PepsiCo Brasil: meta de aumentar de 47% para 50% a presença feminina em cargos de liderança até 2025. Atualmente, 60% do comitê executivo da empresa é formado por mulheres (PepsiCo/Divulgação)

O exemplo dela mostra que o tema da diversidade e da inclusão tem se expandido para questões além de gênero, raça e orientação sexual, mas há ainda muita coisa a ser feita. O impacto do coronavírus no mercado de trabalho mostrou isso, já que os grupos de pessoas diversas foram os mais prejudicados.

Os dados da Pesquisa Nacional por Amostra de Domicílios Contínua (Pnad Contínua), do IBGE, mostram que no último trimestre de 2020 a taxa de desocupação foi de 17,2% entre os pretos e de 15,8% entre os pardos (ambas são maiores que a média nacional, de 13,9%).

E as mulheres também são mais prejudicadas: o desemprego entre elas estava em 16,4% enquanto entre os homens a taxa era de 11,9%. “Temos muito para caminhar.

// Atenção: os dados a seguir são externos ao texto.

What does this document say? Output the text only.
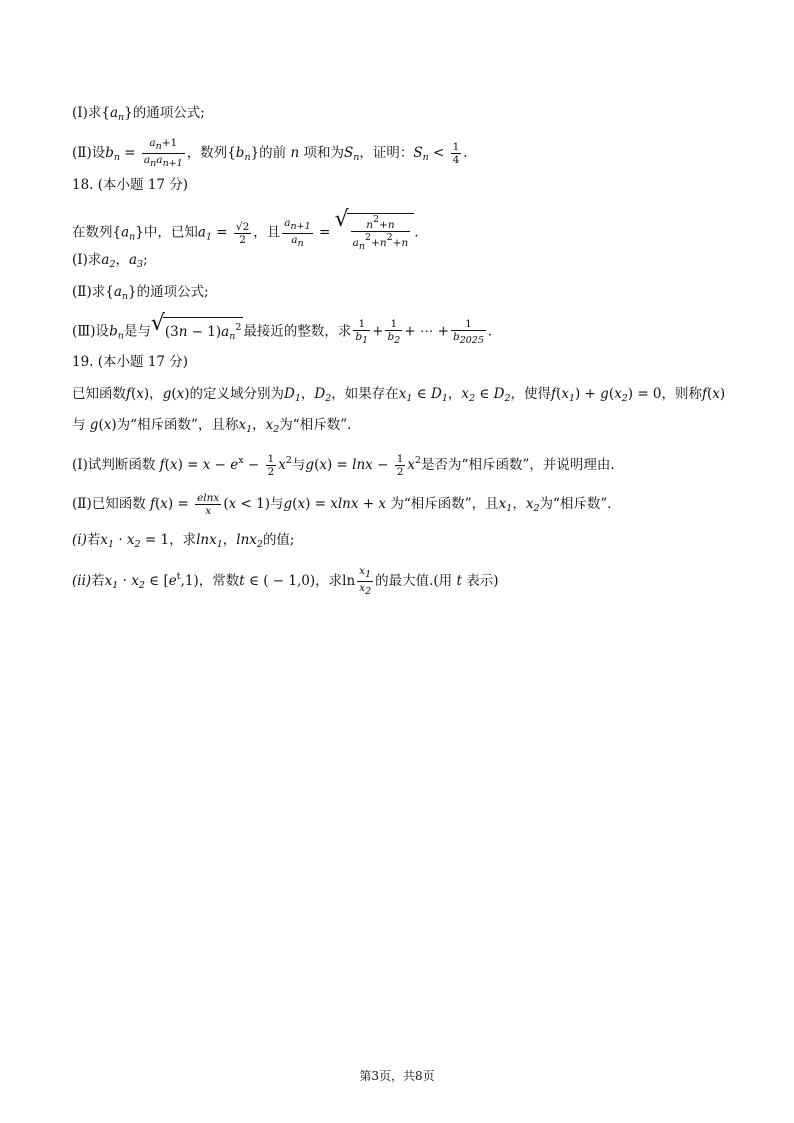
(Ⅰ)求$\{a_n\}$的通项公式;
(Ⅱ)设$b_n = \frac{an+1}{\text{anan+1}}$ ，数列$\{b_n\}$的前 n 项和为$S_n$，证明：$S_n < \frac{1}{4}$ .
18. (本小题 17 分)
在数列$\{a_n\}$中，已知$a_1 = \frac{√2}{2}$ ，且 $\frac{an+1}{an}$ =
√ $\frac{n2+n}{an2+n2+n}$ .
(Ⅰ)求$a_2$，$a_3$;
(Ⅱ)求$\{a_n\}$的通项公式;
(Ⅲ)设$b_n$是与 √ $(3n - 1)a_n^2$ 最接近的整数，求 $\frac{1}{b1} + \frac{1}{b2}$ + ⋯ + $\frac{1}{b2025}$ .
19. (本小题 17 分)
已知函数f(x)，g(x)的定义域分别为$D_1$，$D_2$，如果存在$x_1$ ∈ $D_1$，$x_2$ ∈ $D_2$，使得$f(x_1) + g(x_2) = 0$，则称f(x)
与 g(x)为“相斥函数”，且称$x_1$，$x_2$为“相斥数”．
(Ⅰ)试判断函数 $f(x) = x - e^x - \frac{1}{2} x^2$与$g(x) = \ln x - \frac{1}{2} x^2$是否为“相斥函数”，并说明理由.
(Ⅱ)已知函数 $f(x) = \frac{elnx}{x} (x < 1)$与g(x) = xlnx + x 为“相斥函数”，且$x_1$，$x_2$为“相斥数”．
(i)若$x_1 \cdot x_2 = 1$，求lnx$_1$，lnx$_2$的值;
(ii)若$x_1 \cdot x_2$ ∈ $[e^t,1)$，常数t ∈ ( − 1,0)，求$\ln \frac{x1}{x2}$ 的最大值.(用 t 表示)
第3页，共8页
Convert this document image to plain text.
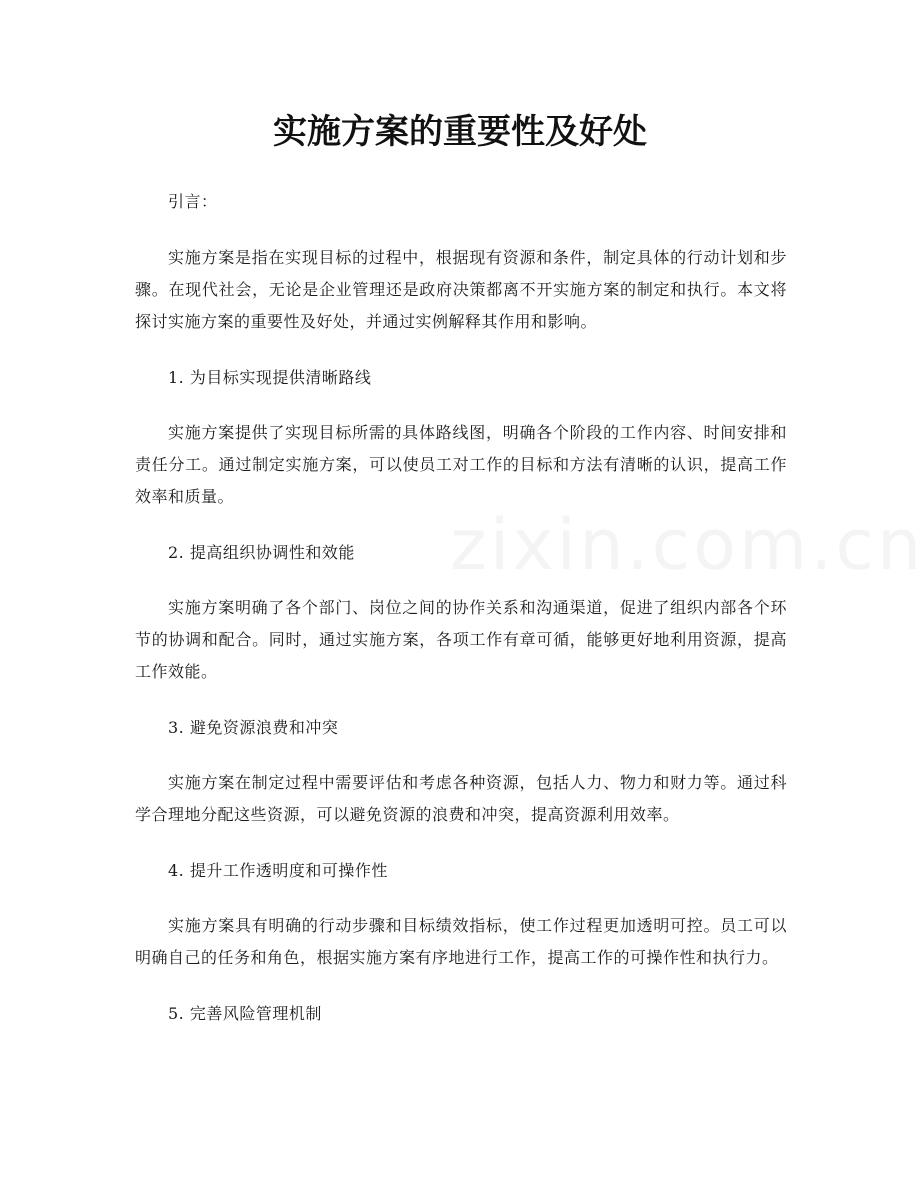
实施方案的重要性及好处

引言：

实施方案是指在实现目标的过程中，根据现有资源和条件，制定具体的行动计划和步骤。在现代社会，无论是企业管理还是政府决策都离不开实施方案的制定和执行。本文将探讨实施方案的重要性及好处，并通过实例解释其作用和影响。

1. 为目标实现提供清晰路线

实施方案提供了实现目标所需的具体路线图，明确各个阶段的工作内容、时间安排和责任分工。通过制定实施方案，可以使员工对工作的目标和方法有清晰的认识，提高工作效率和质量。

2. 提高组织协调性和效能

实施方案明确了各个部门、岗位之间的协作关系和沟通渠道，促进了组织内部各个环节的协调和配合。同时，通过实施方案，各项工作有章可循，能够更好地利用资源，提高工作效能。

3. 避免资源浪费和冲突

实施方案在制定过程中需要评估和考虑各种资源，包括人力、物力和财力等。通过科学合理地分配这些资源，可以避免资源的浪费和冲突，提高资源利用效率。

4. 提升工作透明度和可操作性

实施方案具有明确的行动步骤和目标绩效指标，使工作过程更加透明可控。员工可以明确自己的任务和角色，根据实施方案有序地进行工作，提高工作的可操作性和执行力。

5. 完善风险管理机制
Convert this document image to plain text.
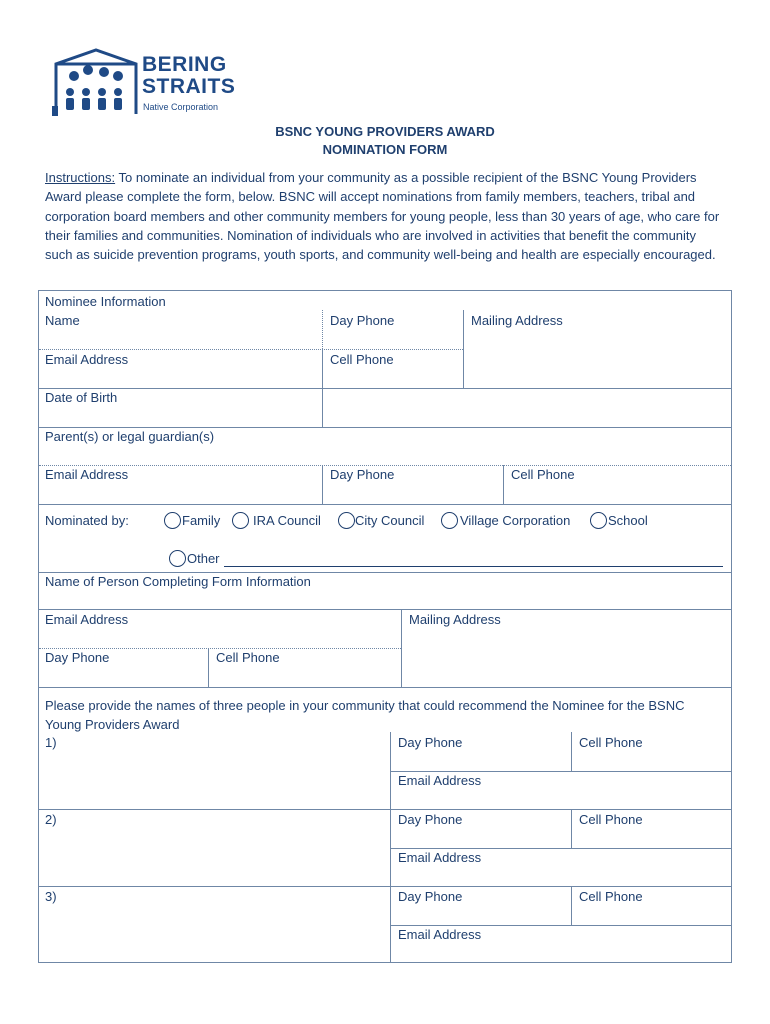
BERING
STRAITS
Native Corporation
BSNC YOUNG PROVIDERS AWARD
NOMINATION FORM
Instructions: To nominate an individual from your community as a possible recipient of the BSNC Young Providers Award please complete the form, below. BSNC will accept nominations from family members, teachers, tribal and corporation board members and other community members for young people, less than 30 years of age, who care for their families and communities. Nomination of individuals who are involved in activities that benefit the community such as suicide prevention programs, youth sports, and community well-being and health are especially encouraged.
Nominee Information
Name	Day Phone	Mailing Address
Email Address	Cell Phone
Date of Birth
Parent(s) or legal guardian(s)
Email Address	Day Phone	Cell Phone
Nominated by:	Family	IRA Council	City Council	Village Corporation	School
Other
Name of Person Completing Form Information
Email Address	Mailing Address
Day Phone	Cell Phone
Please provide the names of three people in your community that could recommend the Nominee for the BSNC Young Providers Award
1)	Day Phone	Cell Phone
Email Address
2)	Day Phone	Cell Phone
Email Address
3)	Day Phone	Cell Phone
Email Address
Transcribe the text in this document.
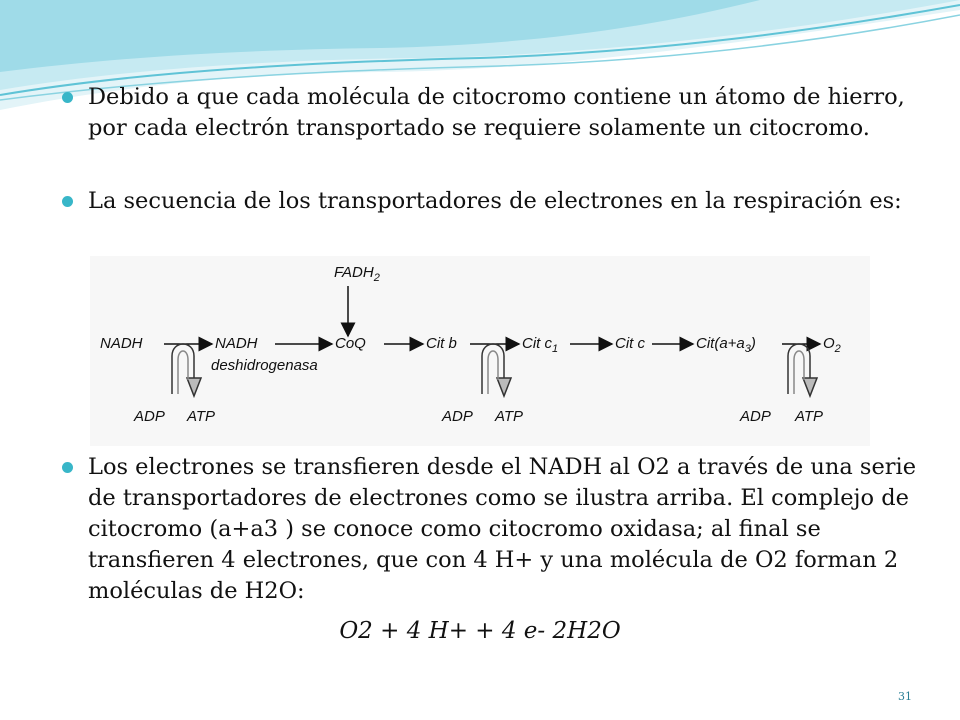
Debido a que cada molécula de citocromo contiene un átomo de hierro, por cada electrón transportado se requiere solamente un citocromo.
La secuencia de los transportadores de electrones en la respiración es:
Los electrones se transfieren desde el NADH al O2 a través de una serie de transportadores de electrones como se ilustra arriba. El complejo de citocromo (a+a3 ) se conoce como citocromo oxidasa; al final se transfieren 4 electrones, que con 4 H+ y una molécula de O2 forman 2 moléculas de H2O:
$FADH_2$
NADH	NADH
deshidrogenasa
CoQ	Cit b	Cit $c_1$	Cit c	$Cit(a+a_3)$	$O_2$
ADP ATP	ADP ATP	ADP ATP
O2 + 4 H+ + 4 e- 2H2O
31
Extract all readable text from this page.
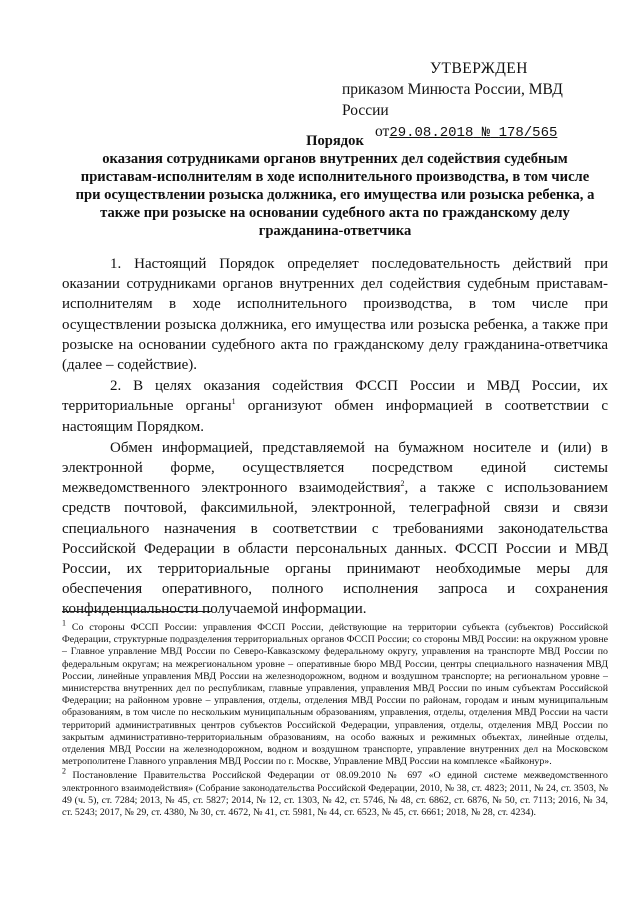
УТВЕРЖДЕН
приказом Минюста России, МВД России
от29.08.2018 № 178/565
Порядок
оказания сотрудниками органов внутренних дел содействия судебным приставам-исполнителям в ходе исполнительного производства, в том числе при осуществлении розыска должника, его имущества или розыска ребенка, а также при розыске на основании судебного акта по гражданскому делу гражданина-ответчика

1. Настоящий Порядок определяет последовательность действий при оказании сотрудниками органов внутренних дел содействия судебным приставам-исполнителям в ходе исполнительного производства, в том числе при осуществлении розыска должника, его имущества или розыска ребенка, а также при розыске на основании судебного акта по гражданскому делу гражданина-ответчика (далее – содействие).

2. В целях оказания содействия ФССП России и МВД России, их территориальные органы$^1$ организуют обмен информацией в соответствии с настоящим Порядком.

Обмен информацией, представляемой на бумажном носителе и (или) в электронной форме, осуществляется посредством единой системы межведомственного электронного взаимодействия$^2$, а также с использованием средств почтовой, факсимильной, электронной, телеграфной связи и связи специального назначения в соответствии с требованиями законодательства Российской Федерации в области персональных данных. ФССП России и МВД России, их территориальные органы принимают необходимые меры для обеспечения оперативного, полного исполнения запроса и сохранения конфиденциальности получаемой информации.

$^1$ Со стороны ФССП России: управления ФССП России, действующие на территории субъекта (субъектов) Российской Федерации, структурные подразделения территориальных органов ФССП России; со стороны МВД России: на окружном уровне – Главное управление МВД России по Северо-Кавказскому федеральному округу, управления на транспорте МВД России по федеральным округам; на межрегиональном уровне – оперативные бюро МВД России, центры специального назначения МВД России, линейные управления МВД России на железнодорожном, водном и воздушном транспорте; на региональном уровне – министерства внутренних дел по республикам, главные управления, управления МВД России по иным субъектам Российской Федерации; на районном уровне – управления, отделы, отделения МВД России по районам, городам и иным муниципальным образованиям, в том числе по нескольким муниципальным образованиям, управления, отделы, отделения МВД России на части территорий административных центров субъектов Российской Федерации, управления, отделы, отделения МВД России по закрытым административно-территориальным образованиям, на особо важных и режимных объектах, линейные отделы, отделения МВД России на железнодорожном, водном и воздушном транспорте, управление внутренних дел на Московском метрополитене Главного управления МВД России по г. Москве, Управление МВД России на комплексе «Байконур».

$^2$ Постановление Правительства Российской Федерации от 08.09.2010 № 697 «О единой системе межведомственного электронного взаимодействия» (Собрание законодательства Российской Федерации, 2010, № 38, ст. 4823; 2011, № 24, ст. 3503, № 49 (ч. 5), ст. 7284; 2013, № 45, ст. 5827; 2014, № 12, ст. 1303, № 42, ст. 5746, № 48, ст. 6862, ст. 6876, № 50, ст. 7113; 2016, № 34, ст. 5243; 2017, № 29, ст. 4380, № 30, ст. 4672, № 41, ст. 5981, № 44, ст. 6523, № 45, ст. 6661; 2018, № 28, ст. 4234).
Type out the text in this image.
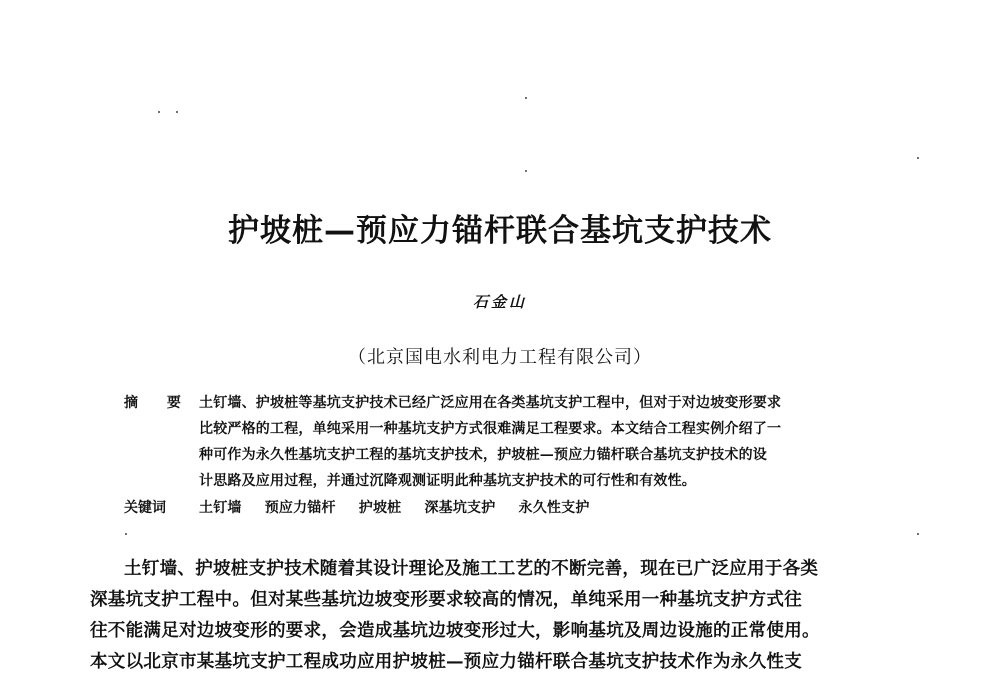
护坡桩—预应力锚杆联合基坑支护技术
石金山
（北京国电水利电力工程有限公司）
摘 要 土钉墙、护坡桩等基坑支护技术已经广泛应用在各类基坑支护工程中，但对于对边坡变形要求
比较严格的工程，单纯采用一种基坑支护方式很难满足工程要求。本文结合工程实例介绍了一
种可作为永久性基坑支护工程的基坑支护技术，护坡桩—预应力锚杆联合基坑支护技术的设
计思路及应用过程，并通过沉降观测证明此种基坑支护技术的可行性和有效性。
关键词 土钉墙 预应力锚杆 护坡桩 深基坑支护 永久性支护
土钉墙、护坡桩支护技术随着其设计理论及施工工艺的不断完善，现在已广泛应用于各类
深基坑支护工程中。但对某些基坑边坡变形要求较高的情况，单纯采用一种基坑支护方式往
往不能满足对边坡变形的要求，会造成基坑边坡变形过大，影响基坑及周边设施的正常使用。
本文以北京市某基坑支护工程成功应用护坡桩—预应力锚杆联合基坑支护技术作为永久性支
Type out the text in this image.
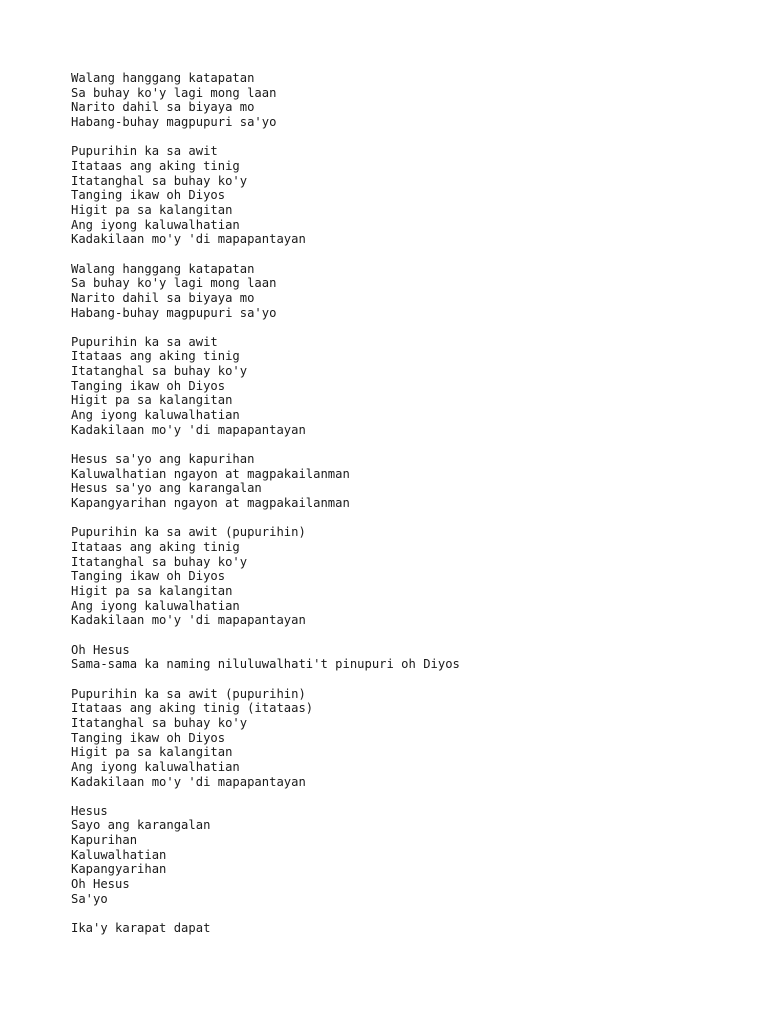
Walang hanggang katapatan
Sa buhay ko'y lagi mong laan
Narito dahil sa biyaya mo
Habang-buhay magpupuri sa'yo
Pupurihin ka sa awit
Itataas ang aking tinig
Itatanghal sa buhay ko'y
Tanging ikaw oh Diyos
Higit pa sa kalangitan
Ang iyong kaluwalhatian
Kadakilaan mo'y 'di mapapantayan
Walang hanggang katapatan
Sa buhay ko'y lagi mong laan
Narito dahil sa biyaya mo
Habang-buhay magpupuri sa'yo
Pupurihin ka sa awit
Itataas ang aking tinig
Itatanghal sa buhay ko'y
Tanging ikaw oh Diyos
Higit pa sa kalangitan
Ang iyong kaluwalhatian
Kadakilaan mo'y 'di mapapantayan
Hesus sa'yo ang kapurihan
Kaluwalhatian ngayon at magpakailanman
Hesus sa'yo ang karangalan
Kapangyarihan ngayon at magpakailanman
Pupurihin ka sa awit (pupurihin)
Itataas ang aking tinig
Itatanghal sa buhay ko'y
Tanging ikaw oh Diyos
Higit pa sa kalangitan
Ang iyong kaluwalhatian
Kadakilaan mo'y 'di mapapantayan
Oh Hesus
Sama-sama ka naming niluluwalhati't pinupuri oh Diyos
Pupurihin ka sa awit (pupurihin)
Itataas ang aking tinig (itataas)
Itatanghal sa buhay ko'y
Tanging ikaw oh Diyos
Higit pa sa kalangitan
Ang iyong kaluwalhatian
Kadakilaan mo'y 'di mapapantayan
Hesus
Sayo ang karangalan
Kapurihan
Kaluwalhatian
Kapangyarihan
Oh Hesus
Sa'yo
Ika'y karapat dapat
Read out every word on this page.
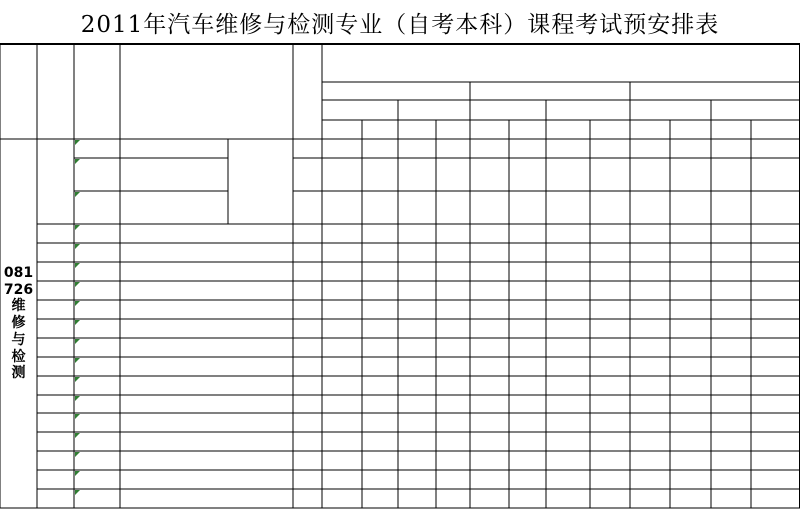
2011年汽车维修与检测专业（自考本科）课程考试预安排表
081
726
维
修
与
检
测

Em geral, a missão e os valores estão apenas na parede das empresas, mas na hora de avaliar o desempenho com seus pares para promover alguém, é prematuro dizer que todas olham para as promoções dando oportunidade para quem não teve oportunidade na vida”, avalia Ana Paula Kagueyama, do PayPal, que relembra uma certeza do presidente da empresa, Dan Schulman: “Quanto mais diversa a gente for, mais forte a gente vai ser.”